Many will reject this message and return to the comforting story of knowing and doing. But there can be a resonance within which the illusion of separation collapses and leaves nothing being everything.
Doctrines, processes and progressive paths which seek enlightenment only exacerbate the problem they address by reinforcing the idea that the self can find something that it presumes it has lost. It is that very effort, that investment in self-identity, that continuously re-creates the illusion of separation from oneness. It is the dream of individuality.
The “me” searches for peace and fulfilment, the “me” searches for self-improvement, purity, presence or detachment. The “me” seeks clarity or any formula which will give the “me” what it thinks it wants or needs. But the “me” not getting what it wants is not the dilemma. The dilemma is the apparent “me”.
Liberation is like a fuse that suddenly blows, and all the little lights go out and there is only light.
The OPERA Neutrino
It must be a great relief to scientists that there has been a delay of further evidence that the manifest is multi-dimensional, chaotic and boundless, and for which travelling faster than light is a mere bagatelle. Watch this space?!
There is no answer to life because life is its own answer. It’s happening already. It’s this. It was never lost. When liberation apparently happens people say “it’s amazing because the thing I was looking for has never left. It’s the one thing that never comes and never goes, the one constant that can’t be known or held onto.”
When the assumed sense of being separate seems to collapse, already there is only the constant and unknowable wonder of being.
The open secret’s apparent communication is paradoxical, unreasonable, unbelievable, non-prescriptive, non-spiritual and uncompromising. There is no agenda or intention to help or change apparent individuality. It is prior to all teaching and its resonance is shared energetically, not through the exchange of ideas.
So, should the seeker climb the spiritual mountain or simply let go and surrender to life . . . Is that the question? Or is it possible that there is no question and no answer? Maybe what is sought is already all there is.

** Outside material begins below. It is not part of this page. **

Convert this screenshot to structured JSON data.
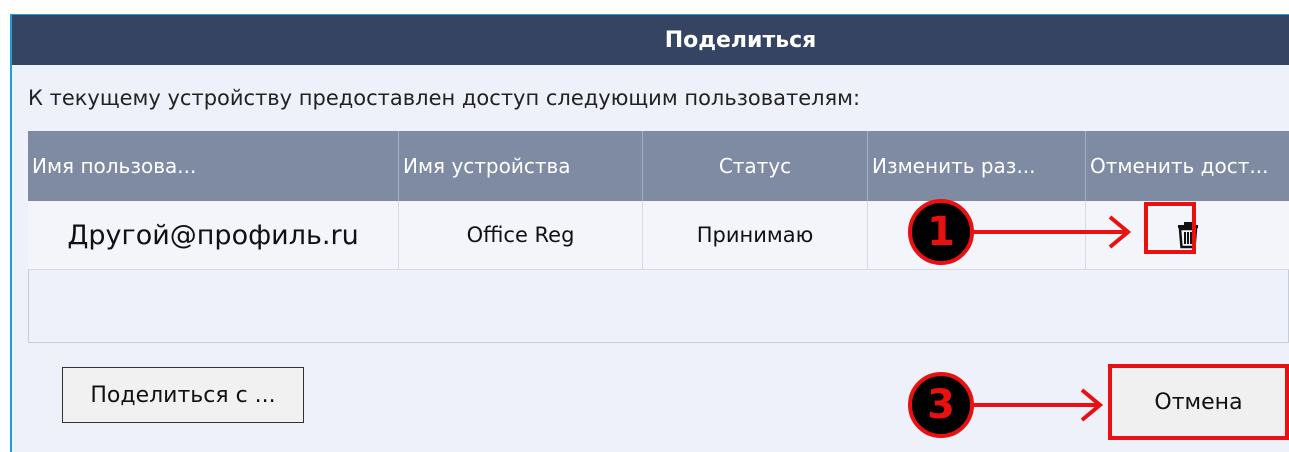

Perhaps that which is longed for is already constantly happening . . . it never went away . . . the seeker did to look for it.
How can the seeker “Directly Approach” that which is already everything?
As we move from one formula to another, we seem unable to see that freedom does not reside here or there, simply because freedom, by its very nature, cannot be excluded or exclusive. We seem not to see that, as we march towards the next anticipated spiritual high, the treasure that we seek is to be discovered, not in where we are going, but within the simple nature of the very footsteps that we take.
Life is its own purpose and doesn’t need a reason to be. That is its beauty.
Life is simply life, and is not trying to prove anything at all. This springtime will not try to be better than last springtime, and neither will an ash tree try to become an oak.
Because the apparent self can only exist through its own knowing, its search for a deeper meaning will be limited to that which it can know and experience for itself. The separate seeker pursues everything that it can know and do, excepting the absence of itself. That absence is the emptiness which is unknowable, but paradoxically it is also the very fullness, the wholeness that is longed for.
Exclusivity breeds exclusion, but freedom is shared through friendship.
From wherever and whenever this insight is communicated, it has no connection with end-gaining, belief, path or process. It cannot be taught but is constantly shared. Because it is all that is, no-one can lay claim to it. It needs not to be argued, proven or embellished, for it stands alone simply as it is, and can only remain unrecognised and rejected, or realised and lived.